なぜバスルーム用ヒーターは簡単に爆発しないのか? インフラアレッドを利用したバスルーム用ライトが、熱いシャワーの水を浴びても壊れない理由を知っていますか?それは、ちょっとしたバランスの問題なのです。 こうしたヒーターのほとんどは、IR技術を利用しています。これは、部屋中の冷たい空気を温めるのに時間がかかる代わりに、熱を直接体に当てるからです。そのため、すぐに暖かさを感じることができます。 この仕組みの核心は、クォーツ管です。
「水滴の問題」
通常のクォーツは熱に強いですが、急激な温度変化には弱いのです。600℃の高温にある管に、偶然水滴が当たったとします。すると、その部分のガラスが急速に収縮し、「パチッ」という音と共に破損してしまいます。 これを防ぐために、「耐爆性」のあるクォーツを使用します。これは、急激な温度変化にも耐えられるガラスです。

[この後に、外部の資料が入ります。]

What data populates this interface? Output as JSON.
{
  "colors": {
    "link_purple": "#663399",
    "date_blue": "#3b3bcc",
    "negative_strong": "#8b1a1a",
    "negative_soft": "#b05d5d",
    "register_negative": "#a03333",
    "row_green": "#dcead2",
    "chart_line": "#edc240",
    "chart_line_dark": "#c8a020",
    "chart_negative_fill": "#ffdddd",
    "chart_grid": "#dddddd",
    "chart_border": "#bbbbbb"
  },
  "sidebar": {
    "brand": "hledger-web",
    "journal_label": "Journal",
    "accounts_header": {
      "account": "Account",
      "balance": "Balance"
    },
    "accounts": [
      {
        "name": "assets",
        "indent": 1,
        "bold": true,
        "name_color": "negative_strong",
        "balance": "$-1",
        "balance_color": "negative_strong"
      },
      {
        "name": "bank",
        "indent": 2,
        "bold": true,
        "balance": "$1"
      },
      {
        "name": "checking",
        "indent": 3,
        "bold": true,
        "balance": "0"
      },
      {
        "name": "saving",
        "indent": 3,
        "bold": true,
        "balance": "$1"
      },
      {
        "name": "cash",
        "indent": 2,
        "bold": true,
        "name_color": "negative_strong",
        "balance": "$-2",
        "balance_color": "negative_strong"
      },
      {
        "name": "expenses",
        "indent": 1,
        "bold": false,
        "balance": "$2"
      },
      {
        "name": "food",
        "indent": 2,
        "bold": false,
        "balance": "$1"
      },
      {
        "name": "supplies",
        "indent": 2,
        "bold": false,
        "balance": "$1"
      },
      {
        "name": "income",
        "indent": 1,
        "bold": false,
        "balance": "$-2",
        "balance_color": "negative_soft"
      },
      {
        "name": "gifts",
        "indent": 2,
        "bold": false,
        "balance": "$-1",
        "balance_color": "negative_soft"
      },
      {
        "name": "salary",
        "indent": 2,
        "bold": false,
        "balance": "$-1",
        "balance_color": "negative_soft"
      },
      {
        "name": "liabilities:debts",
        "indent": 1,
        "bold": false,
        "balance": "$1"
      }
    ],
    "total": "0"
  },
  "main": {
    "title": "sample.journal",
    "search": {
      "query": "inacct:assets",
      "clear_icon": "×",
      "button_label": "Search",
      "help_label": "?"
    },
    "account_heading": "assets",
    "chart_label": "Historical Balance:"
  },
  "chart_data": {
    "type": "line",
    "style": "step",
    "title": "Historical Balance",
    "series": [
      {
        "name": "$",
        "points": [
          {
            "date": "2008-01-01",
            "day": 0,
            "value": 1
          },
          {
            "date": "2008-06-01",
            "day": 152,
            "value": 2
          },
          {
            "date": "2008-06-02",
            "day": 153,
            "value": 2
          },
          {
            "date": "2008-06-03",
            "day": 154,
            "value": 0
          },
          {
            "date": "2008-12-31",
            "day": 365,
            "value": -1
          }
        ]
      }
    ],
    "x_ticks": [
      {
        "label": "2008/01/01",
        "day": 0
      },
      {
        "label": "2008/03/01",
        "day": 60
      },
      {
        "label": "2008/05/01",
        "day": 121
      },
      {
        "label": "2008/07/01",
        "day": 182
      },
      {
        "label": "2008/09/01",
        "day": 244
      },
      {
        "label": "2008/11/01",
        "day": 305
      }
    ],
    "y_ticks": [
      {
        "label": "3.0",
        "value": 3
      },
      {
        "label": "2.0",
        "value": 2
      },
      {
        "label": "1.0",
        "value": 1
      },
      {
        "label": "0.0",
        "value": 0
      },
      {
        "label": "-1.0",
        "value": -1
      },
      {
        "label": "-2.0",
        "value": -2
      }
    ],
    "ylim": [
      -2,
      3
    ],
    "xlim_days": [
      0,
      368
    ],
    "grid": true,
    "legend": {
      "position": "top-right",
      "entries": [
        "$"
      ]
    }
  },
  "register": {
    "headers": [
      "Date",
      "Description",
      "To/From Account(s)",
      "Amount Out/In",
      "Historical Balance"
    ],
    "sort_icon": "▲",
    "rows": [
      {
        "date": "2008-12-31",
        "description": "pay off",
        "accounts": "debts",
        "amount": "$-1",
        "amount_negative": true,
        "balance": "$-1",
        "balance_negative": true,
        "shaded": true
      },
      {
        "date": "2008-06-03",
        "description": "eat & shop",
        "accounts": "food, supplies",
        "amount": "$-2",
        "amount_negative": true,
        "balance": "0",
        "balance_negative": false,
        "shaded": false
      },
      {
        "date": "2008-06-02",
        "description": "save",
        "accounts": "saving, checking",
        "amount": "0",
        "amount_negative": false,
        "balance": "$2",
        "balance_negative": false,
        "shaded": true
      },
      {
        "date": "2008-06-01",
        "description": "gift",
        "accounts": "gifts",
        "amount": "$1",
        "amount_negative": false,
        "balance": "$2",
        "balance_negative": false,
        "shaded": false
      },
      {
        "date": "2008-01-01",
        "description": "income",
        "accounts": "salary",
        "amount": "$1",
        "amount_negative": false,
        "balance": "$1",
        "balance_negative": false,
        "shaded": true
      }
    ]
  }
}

そうすることで、水滴が当たっても心配する必要がありません。
適切な熱量の調整
これらの管は、短波長のインフラアレッド光を放出するように設計されています。クォーツは、内側のタングステンフィラメントを覆う透明な窓のようなものです。 重要なのは、シリカの純度です。ガラスが清潔であればあるほど、より多くの熱が体に伝わります。 しかし、厚さにも注意が必要です。ガラスが厚すぎると熱が遮られて効率が悪くなります。逆に薄すぎると壊れやすくなります。私たちは、衝撃に耐えられるだけ十分に丈夫であり、かつ暖かさを保てる適切な厚さを目指しています。
設置時のヒント
これらの装置は、水分から完全に遮断されたケースに接続する必要があります。 「耐爆性」というのは、ライトが絶対に壊れないという意味ではありません。単に、何か問題が起きても安全に機能しなくなるという意味です。 よく見落とされがちなのが換気です。装置を密閉しすぎると、熱が内部にこもってしまいます。それにより、配線が損傷したり、反射器の表面が壊れたりする可能性があります。少し隙間を作っておくことが大切です。 また、電気的な面でも注意が必要です。タングステンフィラメントは、電源を入れた瞬間に大きな電流が流れます。そのため、サーキットブレーカーがその急激な電流に対応できるか確認しておく必要があります。そうすれば、シャワーを浴びている最中に電源が切れる心配もありません。